Day Five: How does your Personality Type influence you as a Carer?
Let's face it some of us are carers by nature (as well as by nurture, circumstance and training).
If you have been in therapy for a long time or are a therapist you probably have a very theoretical and detailed understanding of why you are the way you are. Hopefully those self descriptions not only explain why you are a carer but have some wise input into how to self care.
For the rest of us there are some simple models that have some value in both explaining the way we are but also what we might do to become more balanced and how we might self care.
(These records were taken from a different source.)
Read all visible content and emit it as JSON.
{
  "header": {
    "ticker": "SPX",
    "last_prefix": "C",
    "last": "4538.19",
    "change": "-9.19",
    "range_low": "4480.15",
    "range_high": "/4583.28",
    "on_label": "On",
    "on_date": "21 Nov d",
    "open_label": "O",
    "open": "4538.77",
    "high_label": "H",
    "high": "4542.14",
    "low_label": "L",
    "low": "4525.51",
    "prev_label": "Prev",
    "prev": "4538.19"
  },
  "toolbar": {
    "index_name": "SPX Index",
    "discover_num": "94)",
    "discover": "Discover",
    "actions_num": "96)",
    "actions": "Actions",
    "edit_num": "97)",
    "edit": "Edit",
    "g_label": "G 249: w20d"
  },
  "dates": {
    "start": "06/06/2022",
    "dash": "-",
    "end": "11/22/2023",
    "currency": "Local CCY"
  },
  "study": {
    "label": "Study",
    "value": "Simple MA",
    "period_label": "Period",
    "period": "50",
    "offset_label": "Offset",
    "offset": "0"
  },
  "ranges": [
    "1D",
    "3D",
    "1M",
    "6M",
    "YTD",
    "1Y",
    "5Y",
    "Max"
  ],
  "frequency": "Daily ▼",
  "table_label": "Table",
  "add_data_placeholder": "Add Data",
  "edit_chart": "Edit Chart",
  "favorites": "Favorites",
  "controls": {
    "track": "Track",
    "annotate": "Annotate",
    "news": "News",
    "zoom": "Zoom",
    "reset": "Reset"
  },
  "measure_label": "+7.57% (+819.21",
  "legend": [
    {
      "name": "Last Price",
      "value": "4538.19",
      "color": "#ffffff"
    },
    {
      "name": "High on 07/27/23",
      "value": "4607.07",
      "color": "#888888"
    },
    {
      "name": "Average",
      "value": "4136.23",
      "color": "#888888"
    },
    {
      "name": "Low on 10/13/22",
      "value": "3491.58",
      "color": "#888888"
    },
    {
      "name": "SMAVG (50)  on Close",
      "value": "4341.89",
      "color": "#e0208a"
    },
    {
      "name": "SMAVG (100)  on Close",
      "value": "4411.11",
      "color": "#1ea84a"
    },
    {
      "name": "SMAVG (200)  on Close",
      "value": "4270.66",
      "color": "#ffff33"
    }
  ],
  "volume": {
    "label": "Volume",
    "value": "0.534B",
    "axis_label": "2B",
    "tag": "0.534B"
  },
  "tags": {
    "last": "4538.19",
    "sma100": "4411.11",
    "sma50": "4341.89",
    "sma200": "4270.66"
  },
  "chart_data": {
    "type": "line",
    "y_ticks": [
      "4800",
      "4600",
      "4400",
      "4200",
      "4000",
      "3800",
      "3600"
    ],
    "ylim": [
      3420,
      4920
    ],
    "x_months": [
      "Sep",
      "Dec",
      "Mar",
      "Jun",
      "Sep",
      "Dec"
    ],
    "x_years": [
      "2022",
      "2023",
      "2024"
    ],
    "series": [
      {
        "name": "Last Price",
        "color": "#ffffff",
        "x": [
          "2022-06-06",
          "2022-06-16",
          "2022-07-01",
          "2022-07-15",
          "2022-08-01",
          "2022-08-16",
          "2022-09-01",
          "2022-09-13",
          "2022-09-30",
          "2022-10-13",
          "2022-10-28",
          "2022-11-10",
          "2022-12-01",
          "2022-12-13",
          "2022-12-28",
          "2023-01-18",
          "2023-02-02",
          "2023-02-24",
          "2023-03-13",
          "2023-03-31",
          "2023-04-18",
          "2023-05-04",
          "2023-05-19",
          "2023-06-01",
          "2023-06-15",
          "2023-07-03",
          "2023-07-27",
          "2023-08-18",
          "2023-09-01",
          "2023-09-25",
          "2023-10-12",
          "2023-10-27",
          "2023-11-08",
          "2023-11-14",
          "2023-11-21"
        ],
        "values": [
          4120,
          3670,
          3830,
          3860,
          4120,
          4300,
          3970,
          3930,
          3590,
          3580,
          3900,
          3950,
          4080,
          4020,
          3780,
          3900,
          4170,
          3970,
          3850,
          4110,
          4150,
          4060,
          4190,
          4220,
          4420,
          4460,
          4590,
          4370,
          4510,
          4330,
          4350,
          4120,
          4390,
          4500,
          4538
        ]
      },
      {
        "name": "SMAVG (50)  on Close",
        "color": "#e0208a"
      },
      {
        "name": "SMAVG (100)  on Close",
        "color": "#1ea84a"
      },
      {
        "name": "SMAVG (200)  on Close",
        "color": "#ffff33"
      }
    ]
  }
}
Many of us in church circles will have undertaken the Eneogram training at some point. For a while there many went around saying: "Well I am a two or a seven or a six" as though that explained everything. Like any other pyschological tools Enneagram wisdom only helps to the extent that you want it to. Information about your peronality type according to this tool can be useful when followed up with related wisdom about the strengths and weaknesses of your type. I found the writings of Don Richard Riso with Russ Hudson "Personality Types: using the Enneagram for Self Discovery" very helpful. (There is also some free on-line material such as the abridged version of the Riso questionnaire at www.9types.com/rheti/index.php ) Having discovered that I was a Two or The Helper was only confirming of what I knew. But the follow up chapter that described the healthy expressions of "twoness" and the unhealthy expressions was what really helped me with self care because it helped me know pre emptively what I needed. For example two's will help until they are exhausted and then suddenly snap and become very resentful that their helpfulness is not appreciated. So as a two it is important to get regular rest and replenishment to prevent exhaustion and the gathering storm of resentment and self pity!!
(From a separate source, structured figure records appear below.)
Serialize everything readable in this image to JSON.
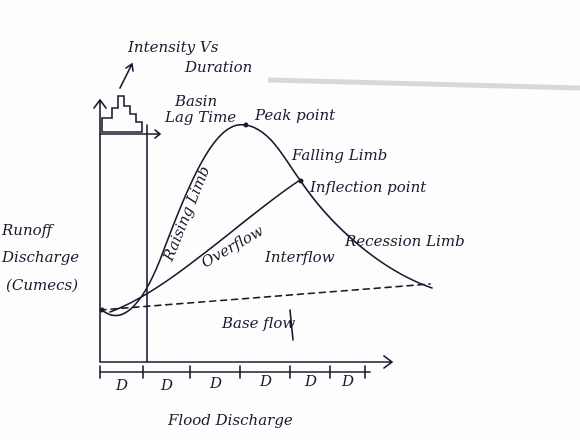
{
  "header": {
    "title_line1": "Intensity Vs",
    "title_line2": "Duration"
  },
  "labels": {
    "basin": "Basin",
    "lag_time": "Lag Time",
    "peak_point": "Peak point",
    "falling_limb": "Falling Limb",
    "inflection_point": "Inflection point",
    "raising_limb": "Raising Limb",
    "overflow": "Overflow",
    "interflow": "Interflow",
    "recession_limb": "Recession Limb",
    "base_flow": "Base flow"
  },
  "y_axis_label": [
    "Runoff",
    "Discharge",
    "(Cumecs)"
  ],
  "durations": [
    "D",
    "D",
    "D",
    "D",
    "D",
    "D"
  ],
  "x_axis_label": "Flood Discharge"
}
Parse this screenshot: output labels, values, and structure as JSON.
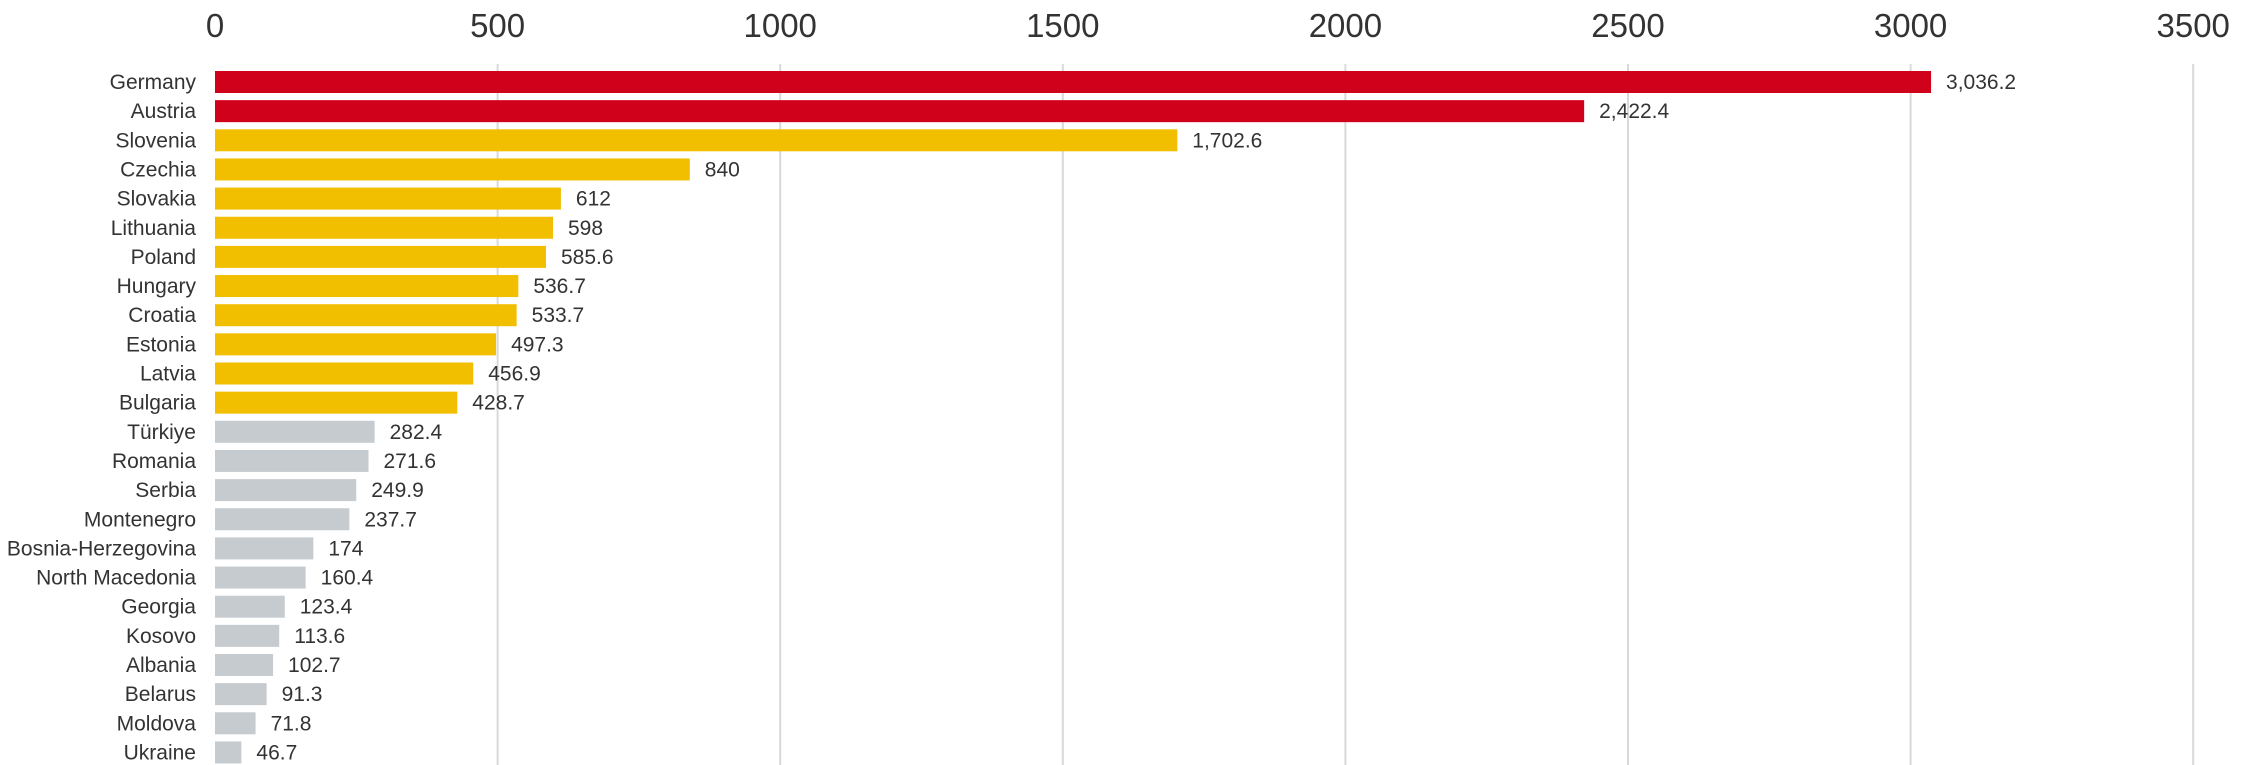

If you think that your caring for others is compulsive or frequently leads you into unhealthy and overly demanding relationships including your own personal relationships you might want to explore the topic of Codepency. A good on-line course (when you finish this one!) is Fom Codependent to Independent by Mary Joyce through dailyom.com
Once again I would encourage you to do this sort of personal work, which has the potential to take you deep, in the company of a professional counsellor or spiritual director so that any issues that get stirred up can be held in such a way that the experience will lead to growth rather than insecurity or self doubt. Remember that whatever you discover about yourself has probably been the truth, or a part of it, for a long time and unless you are in imminent danger of physical harm there is no need to make sudden decisions.
Indeed much of this self discovery can be fun.
Day Six: Review what you have been taught and discovered about Caring and Self Caring.
Read back through this weeks reflections of your own. write a list of all the skills, attitudes and values you have been taught about caring for others in one column. Then write another list of all the skills, attitudes and values you have been taught about caring for your self. Is one list longer than the other? If the self care list is shorter then go back to your first list and rephrase the items as self caring. For example "clients/people have the right to self determination" becomes "I have the right to determine for myself ..." Or "Children must be listened to and their explicit permission must be gained before ..." could become "I must be listened to and my explicit permission must be given before I allow .... to happen."
Which of these statements is the most attractive or fascinating? What freedom, energy, comfort, pleasure might be yours if you cared for yourself in this way?